Ide inti yang dibangun oleh Ethereum adalah pemisahan kepercayaan dan inovasi. Mereka mengambil lapisan skrip Bitcoin dan menggantinya dengan lapisan pemrograman Turing-complete serbaguna — Ethereum Virtual Machine. Ini adalah peningkatan teknis kecil dalam arti dasar, tetapi apa yang diciptakannya adalah modularitas kepercayaan. Sekarang siapa pun dapat datang dan membangun aplikasi terdesentralisasi (dapp) di atas sistem tersebut. Orang yang membangun ENS tidak ada hubungannya dengan jaringan kepercayaan. Kepercayaan jaringan Ethereum menjadi modul yang dapat dipasok ke aplikasi terdistribusi mana pun.

Inovasi terbuka (10:23)

Hal ini menyebabkan percepatan besar-besaran dari ekonomi pseudonim. Siapa pun yang membuat aplikasi ini — mereka sendiri tidak dipercaya, mereka hanya membawa inovasi. Anda datang dengan sebuah ide, Anda bisa menjadi siapa saja, Anda tidak perlu dipercaya, Anda hanya menulis kode Anda, menaruhnya di Ethereum, dan semua orang percaya bahwa Ethereum akan terus mengeksekusi kondisi seperti yang dinyatakan.

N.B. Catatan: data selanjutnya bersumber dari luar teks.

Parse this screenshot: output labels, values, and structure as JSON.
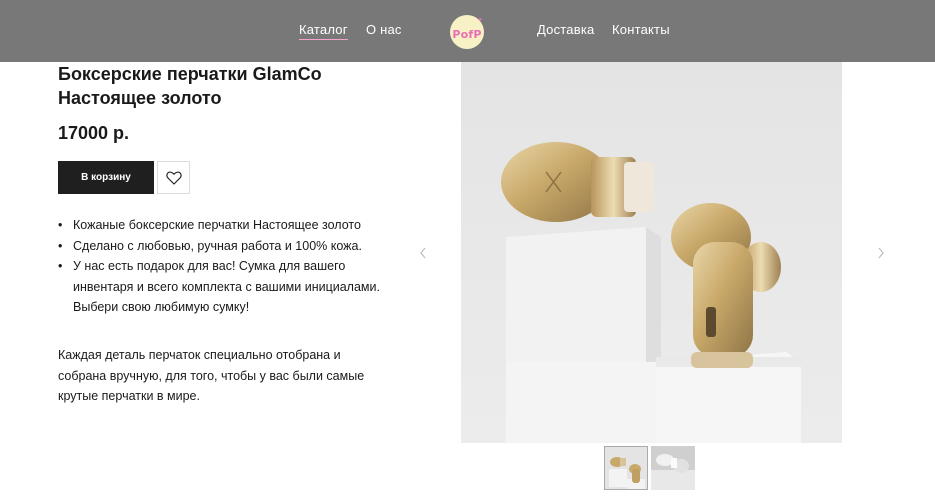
{
  "header": {
    "nav_left": [
      "Каталог",
      "О нас"
    ],
    "nav_right": [
      "Доставка",
      "Контакты"
    ],
    "logo_text": "PofP"
  },
  "product": {
    "title_line1": "Боксерские перчатки GlamCo",
    "title_line2": "Настоящее золото",
    "price": "17000 р.",
    "cart_label": "В корзину",
    "features": [
      "Кожаные боксерские перчатки Настоящее золото",
      "Сделано с любовью, ручная работа и 100% кожа.",
      "У нас есть подарок для вас! Сумка для вашего инвентаря и всего комплекта с вашими инициалами. Выбери свою любимую сумку!"
    ],
    "description": "Каждая деталь перчаток специально отобрана и собрана вручную, для того, чтобы у вас были самые крутые перчатки в мире."
  },
  "gallery": {
    "main_image": "gold-boxing-gloves-photo",
    "thumbnails": [
      "gold-gloves-thumb-1",
      "gold-gloves-thumb-2"
    ]
  },
  "colors": {
    "header_bg": "#787878",
    "accent_pink": "#f5a3c9",
    "button_dark": "#1f1f1f",
    "gold": "#c9a96a"
  }
}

Salah satu cara untuk memodelkan ini: lapisan dasar — jaringan kepercayaan, konsensus, dan mesin virtual — digabungkan menjadi jaringan kepercayaan yang menghasilkan kepercayaan. Rantai blok Ethereum adalah penghasil kepercayaan. Aplikasi terdistribusi adalah konsumen kepercayaan. Pertukaran nilainya adalah: dapp mendapatkan kepercayaan dari Ethereum dan sebagai imbalannya membayar biaya kembali. Sama seperti modal ventura yang merupakan pemisahan modal dan inovasi, Ethereum memisahkan kepercayaan dan inovasi.

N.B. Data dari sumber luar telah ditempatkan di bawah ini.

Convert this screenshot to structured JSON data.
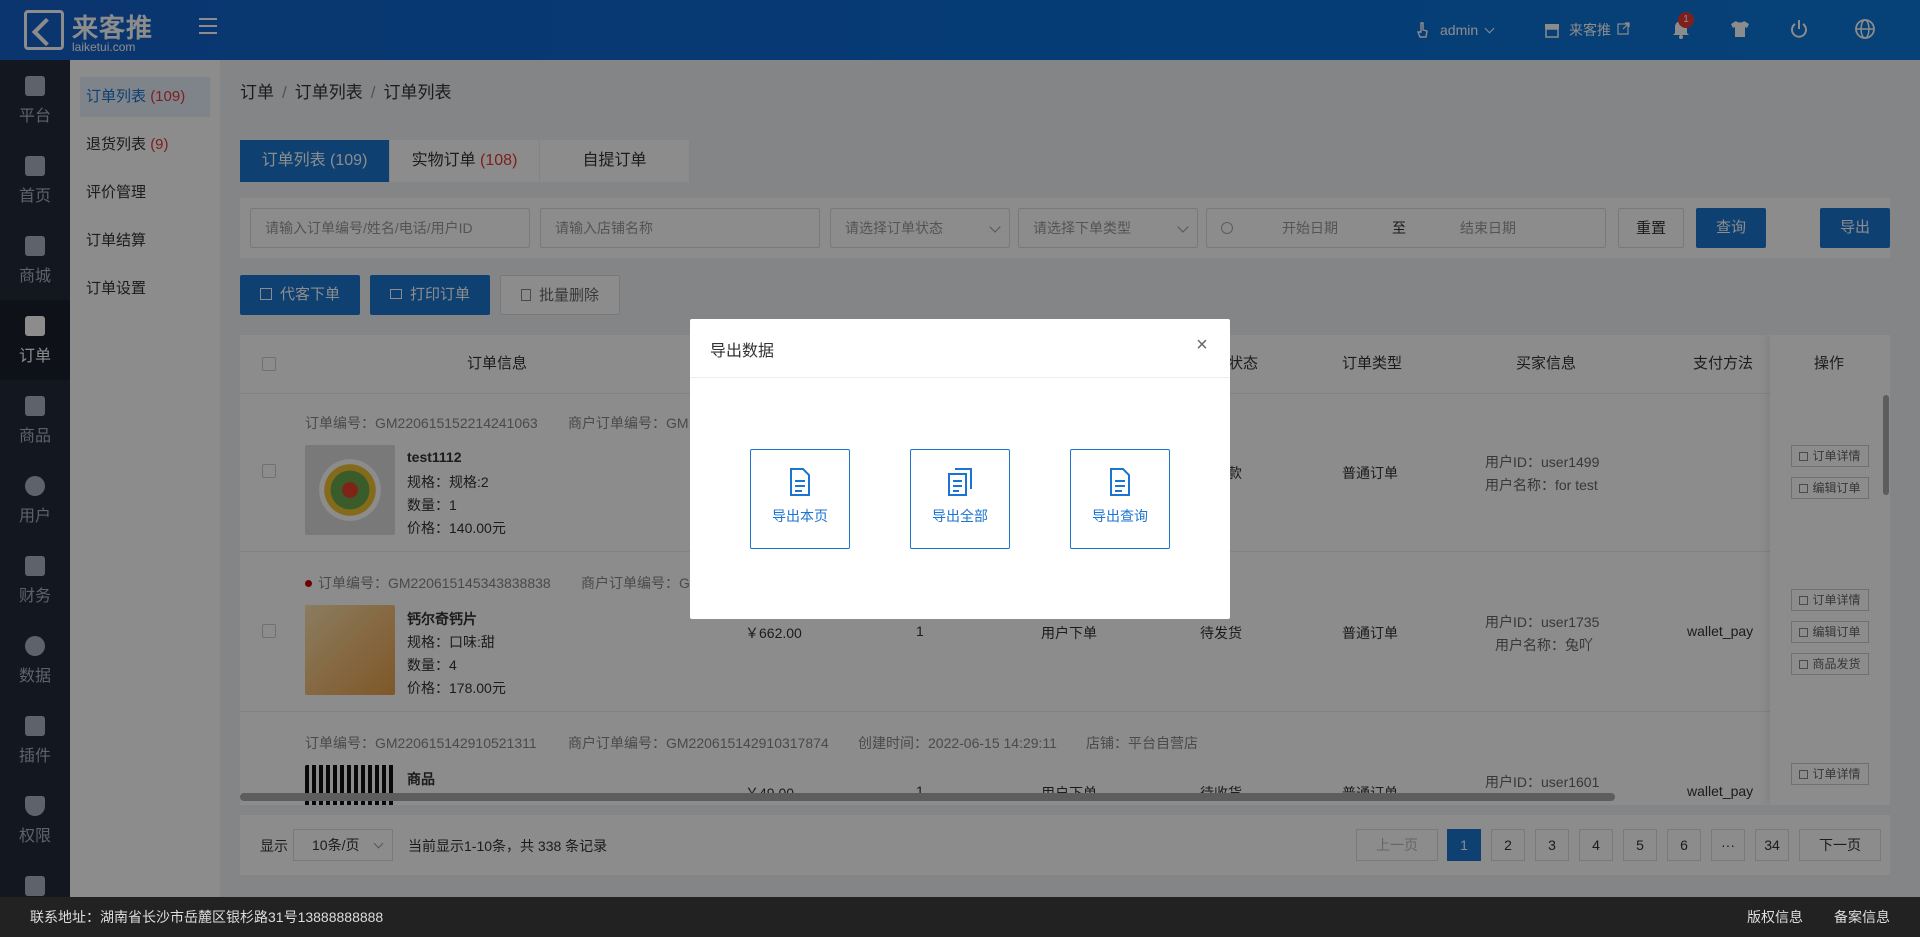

Namun hambatan terhadap inovasi terbuka terus berlanjut. Jika saya memiliki ide tentang cara meningkatkan protokol konsensus Ethereum — katakanlah ini tahun 2019 dan saya datang dengan protokol konsensus Avalanche — tidak ada cara untuk menyebarkannya ke Ethereum. Jadi apa yang saya lakukan? Saya pergi dan menciptakan seluruh dunia saya sendiri. Ini adalah era rantai blok lapisan 1 (l1) alternatif — masing-masing dengan protokol konsensus yang berbeda, mesin virtual yang berbeda, tetapi masing-masing harus membangun jaringan kepercayaannya sendiri.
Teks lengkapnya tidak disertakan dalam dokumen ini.